Subject | Proportion |
---|---|
Ordinary Language | 0.0456767 |
Methodology of Science | 0.0134248 |
Perception | 0.0110876 |
Life and Value | 0.0110664 |
Moral Conscience | 0.0108404 |
Deduction | 0.0107786 |
Temporal Paradoxes | 0.0096332 |
Other History | 0.0095311 |
Physicalism | 0.0091159 |
Propositions and Implications | 0.0090994 |
Definitions | 0.0084410 |
Value | 0.0083889 |
Universals and Particulars | 0.0082952 |
Chemistry | 0.0080676 |
Idealism | 0.0079224 |
Ontological Argument | 0.0074811 |
Mechanisms | 0.0074576 |
Promises and Imperatives | 0.0074524 |
Classical Space and Time | 0.0072801 |
Ancient | 0.0069733 |
Self-Consciousness | 0.0067698 |
Knowledge | 0.0066847 |
Arguments | 0.0066431 |
Early Modern | 0.0064934 |
Meaning and Use | 0.0064569 |
Dewey and Pragmatism | 0.0063303 |
Laws | 0.0062690 |
Time | 0.0061585 |
Causation | 0.0061506 |
Emotions | 0.0059598 |
Truth | 0.0057124 |
Faith and Theism | 0.0056697 |
Mathematics | 0.0056401 |
Marx | 0.0055739 |
Kant | 0.0053905 |
Color/Colour | 0.0052884 |
Theories and Realism | 0.0051703 |
Theory Testing | 0.0047831 |
Beauty | 0.0047467 |
Sets and Grue | 0.0045756 |
Concepts | 0.0045341 |
Social Contract Theory | 0.0043418 |
Verification | 0.0043397 |
Psychology | 0.0041158 |
Analytic/Synthetic | 0.0040516 |
Thermodynamics | 0.0040096 |
Denoting | 0.0037719 |
Freedom and Free Will | 0.0035181 |
Origins and Purposes | 0.0034184 |
Justification | 0.0033964 |
History and Culture | 0.0033852 |
Depiction | 0.0033295 |
Minds and Machines | 0.0033140 |
Chance | 0.0031436 |
Personal Identity | 0.0030073 |
Evolutionary Biology | 0.0029058 |
Liberal Democracy | 0.0028868 |
Functions | 0.0026067 |
Reasons | 0.0025364 |
Hume | 0.0025202 |
Composition and Constitution | 0.0025054 |
Duties | 0.0021904 |
Decision Theory | 0.0021596 |
Crime and Punishment | 0.0020734 |
Wide Content | 0.0020339 |
Space and Time | 0.0020323 |
Explanation | 0.0018533 |
Virtues | 0.0018358 |
Intention | 0.0016462 |
Feminism | 0.0015359 |
Vagueness | 0.0014954 |
War | 0.0014483 |
Modality | 0.0013769 |
Heidegger and Husserl | 0.0012365 |
Speech Acts | 0.0011701 |
Sense and Reference | 0.0010928 |
Egalitarianism | 0.0010516 |
Norms | 0.0010149 |
Races and DNA | 0.0010118 |
Medical Ethics and Freud | 0.0008414 |
Abortion and Self-Defence | 0.0008067 |
Frankfurt Cases | 0.0007888 |
Game Theory | 0.0006747 |
Cognitive Science | 0.0006617 |
Quantum Physics | 0.0006180 |
Radical Translation | 0.0006151 |
Models | 0.0005722 |
Belief Ascriptions | 0.0004314 |
Population Ethics | 0.0004264 |
Formal Epistemology | 0.0003254 |
And we get the result that perception is indeed a topic of continuing interest.

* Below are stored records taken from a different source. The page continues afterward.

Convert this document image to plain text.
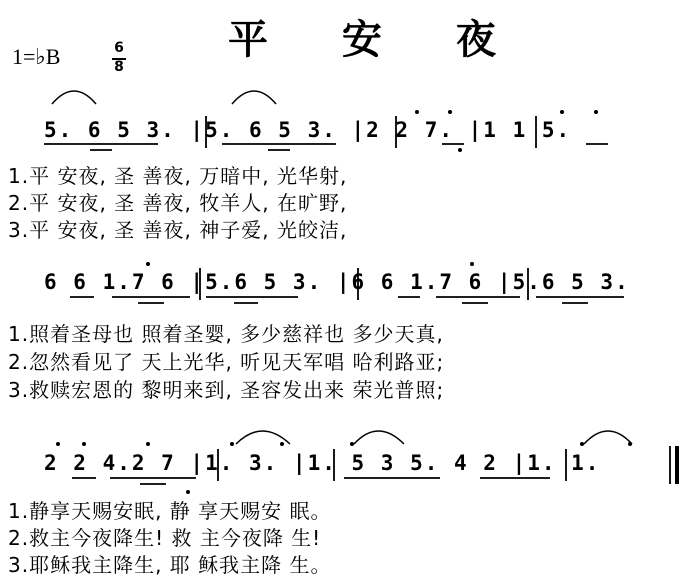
平 安 夜
1=♭B	6
8
5. 6 5 3. |5. 6 5 3. |2 2 7. |1 1 5.
1.平 安夜, 圣 善夜, 万暗中, 光华射,
2.平 安夜, 圣 善夜, 牧羊人, 在旷野,
3.平 安夜, 圣 善夜, 神子爱, 光皎洁,
6 6 1.7 6 |5.6 5 3. |6 6 1.7 6 |5.6 5 3.
1.照着圣母也 照着圣婴, 多少慈祥也 多少天真,
2.忽然看见了 天上光华, 听见天军唱 哈利路亚;
3.救赎宏恩的 黎明来到, 圣容发出来 荣光普照;
2 2 4.2 7 |1. 3. |1. 5 3 5. 4 2 |1. 1.
1.静享天赐安眠, 静 享天赐安 眠。
2.救主今夜降生! 救 主今夜降 生!
3.耶稣我主降生, 耶 稣我主降 生。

The only ones ahead of it are ordinary language philosophy, which is a style as much as a topic, and methodology of science, which is obviously also something of continuiting interest to philosophers.
Most of the others are not surprising, except perhaps for life and value. Part of what this shows is that that topic isn’t quite as closely tied to idealism as it looks at first; it persists long after idealism falls away.